Friday, February 3, 2012

Sabbat - Evoke (1992)

Evoke, the second full-length album from Sabbat, was released through Evil Records in March 1992. This came, roughly, around the same time as Darkthrone's A Blaze in the Northern Sky and Burzum's self-titled debut. Had the band hailed from somewhere in northern Europe, rather than Japan, perhaps they would have made a bigger mark in the underground. However, geography was not the only thing that separated Sabbat from the growing Norwegian scene. Evoke is an album born, purely, from the First Wave attitude and influences. It would not be incorrect to view it as an extension of that which began with the early work of Venom. As such, no matter how dark the atmosphere might get, it still lacks the all-consuming evil of an L.P. like De Mysteriis Dom Sathanas, for example.

The material on Sabbat's sophomore effort is not much different from Envenom. The songwriting displays a strong inspiration from bands such as Venom and Mercyful Fate. The latter is evident in nearly every song on the album. Many of the riffs and drumming patterns would not be out of place on classics like Melissa or Don't Break the Oath. The intensity level of some tracks seems to have increased from the previous album, with "Torment in the Pentagram" being a good example. This may be why some less-informed listeners have, mistakenly, called this Death Metal. Only one or two riffs could be thought to deserve such a label, and only by those that choose to ignore the overwhelming amount of Black / Thrash that characterizes not only this L.P. but this band, in general. There are hints of NWOBHM, such as "The Curse of Phraoh", which makes a lot of sense when one looks back on the band's previous output. The one strange addition is "Metalucifer and Evilucifer", which features several riffs that sound like something from a Testament album. For the most part, this release opts for a more straightforward approach, which even includes the guitar solos. Gezol utilizes a variety of vocal styles, from a deeper (yet still kind of raspy) sound to odd whispers to some horrible shrieks that may be an attempt to emulate King Diamond.

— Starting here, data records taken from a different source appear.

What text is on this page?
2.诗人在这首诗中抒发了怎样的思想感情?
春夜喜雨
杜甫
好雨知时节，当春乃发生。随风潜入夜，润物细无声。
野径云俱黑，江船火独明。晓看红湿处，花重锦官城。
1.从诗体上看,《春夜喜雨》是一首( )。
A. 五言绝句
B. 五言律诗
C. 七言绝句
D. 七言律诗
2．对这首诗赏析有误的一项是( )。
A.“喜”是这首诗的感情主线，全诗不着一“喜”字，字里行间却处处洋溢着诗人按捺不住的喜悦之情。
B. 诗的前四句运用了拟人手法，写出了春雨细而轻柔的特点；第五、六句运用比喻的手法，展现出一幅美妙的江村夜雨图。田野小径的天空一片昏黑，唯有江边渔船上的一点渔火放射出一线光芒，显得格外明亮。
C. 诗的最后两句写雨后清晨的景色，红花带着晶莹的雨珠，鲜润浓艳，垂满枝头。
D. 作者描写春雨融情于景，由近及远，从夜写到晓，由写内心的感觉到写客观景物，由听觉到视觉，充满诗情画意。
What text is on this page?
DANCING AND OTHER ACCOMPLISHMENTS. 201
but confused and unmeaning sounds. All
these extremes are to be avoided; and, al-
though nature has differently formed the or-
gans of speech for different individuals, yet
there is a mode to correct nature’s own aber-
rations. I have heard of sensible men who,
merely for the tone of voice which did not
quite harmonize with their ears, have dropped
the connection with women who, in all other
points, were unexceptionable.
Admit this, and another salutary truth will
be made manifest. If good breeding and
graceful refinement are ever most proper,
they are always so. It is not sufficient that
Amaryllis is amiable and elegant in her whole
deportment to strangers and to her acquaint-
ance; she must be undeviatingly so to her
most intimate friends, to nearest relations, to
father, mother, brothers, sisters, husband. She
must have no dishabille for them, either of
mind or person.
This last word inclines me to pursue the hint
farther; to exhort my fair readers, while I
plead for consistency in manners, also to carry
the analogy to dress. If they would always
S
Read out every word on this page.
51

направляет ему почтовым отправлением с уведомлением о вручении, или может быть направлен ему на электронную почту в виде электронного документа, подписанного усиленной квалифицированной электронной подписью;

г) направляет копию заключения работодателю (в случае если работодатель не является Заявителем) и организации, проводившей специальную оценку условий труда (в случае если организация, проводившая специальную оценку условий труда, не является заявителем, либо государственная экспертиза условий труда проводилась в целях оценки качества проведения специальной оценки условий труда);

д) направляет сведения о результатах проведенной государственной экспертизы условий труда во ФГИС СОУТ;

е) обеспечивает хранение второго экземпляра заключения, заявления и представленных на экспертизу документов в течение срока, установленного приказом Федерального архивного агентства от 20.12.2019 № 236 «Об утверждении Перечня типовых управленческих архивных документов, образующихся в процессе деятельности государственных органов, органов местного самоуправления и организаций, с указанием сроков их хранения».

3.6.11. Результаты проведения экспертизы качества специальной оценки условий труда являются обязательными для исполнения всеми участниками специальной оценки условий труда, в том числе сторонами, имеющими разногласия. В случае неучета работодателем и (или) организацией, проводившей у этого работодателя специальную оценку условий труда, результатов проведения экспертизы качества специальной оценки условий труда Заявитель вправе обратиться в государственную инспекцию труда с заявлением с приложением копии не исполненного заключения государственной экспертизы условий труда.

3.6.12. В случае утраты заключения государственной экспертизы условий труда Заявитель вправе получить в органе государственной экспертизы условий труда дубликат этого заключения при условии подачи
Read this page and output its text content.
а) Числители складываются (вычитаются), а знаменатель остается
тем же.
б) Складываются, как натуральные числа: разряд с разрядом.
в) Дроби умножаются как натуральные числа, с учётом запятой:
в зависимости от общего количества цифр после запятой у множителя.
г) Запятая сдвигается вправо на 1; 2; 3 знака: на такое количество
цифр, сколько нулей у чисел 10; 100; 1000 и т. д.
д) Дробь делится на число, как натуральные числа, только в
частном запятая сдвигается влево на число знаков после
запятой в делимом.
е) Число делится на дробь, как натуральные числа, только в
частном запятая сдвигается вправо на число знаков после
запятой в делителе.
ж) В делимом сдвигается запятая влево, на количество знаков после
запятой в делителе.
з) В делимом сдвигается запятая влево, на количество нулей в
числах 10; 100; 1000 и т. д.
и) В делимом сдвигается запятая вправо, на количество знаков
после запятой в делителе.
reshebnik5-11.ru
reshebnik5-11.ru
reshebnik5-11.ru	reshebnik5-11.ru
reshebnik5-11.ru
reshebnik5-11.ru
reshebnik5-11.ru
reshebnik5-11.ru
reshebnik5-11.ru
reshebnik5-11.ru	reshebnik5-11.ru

Overall, the music is very much in line with what one would expect from Sabbat, though it seems to be missing something. The thing is that, as good as the album is, it kind of falls short of attaining the same level as its predecessor. This is more evident by the inclusion of "Mion's Hill" as a bonus track, taken from the 1990 Sabbatical Demon demo. This single song overshadows everything else on Evoke, and draws attention to the fact that the rest of the tracks lack the same kind of epic atmosphere that is found here. That is not to say that this represents a drastic departure from Envenom, only that this possesses a little less of some of the things that made that album so impressive.

The production is much the same as before, though a little clearer. That being said, this record still sounds as if it could have been released in the mid-to-late '80s. The guitar is the dominant element, though the vocals are prominent as well, while never detracting from the riffs. The drums are loud enough to serve their purpose, but possess a dry and flat sound that enables the percussion to remain more of a background aspect. The bass is audible, to an extent, though more in the sense of an ever-present and ominous rumble. This adds another layer of filth to the sound, which suits the primitive music.

Evoke is a very good album and is recommended to any fan of Sabbat, or Black / Thrash in general. While Sabbat was unable to top their previous work, this L.P. still reaches a level of quality that most bands fail to even come close to. Pick this up if you have not already done so, but only after obtaining Envenom, which is the more essential of the two.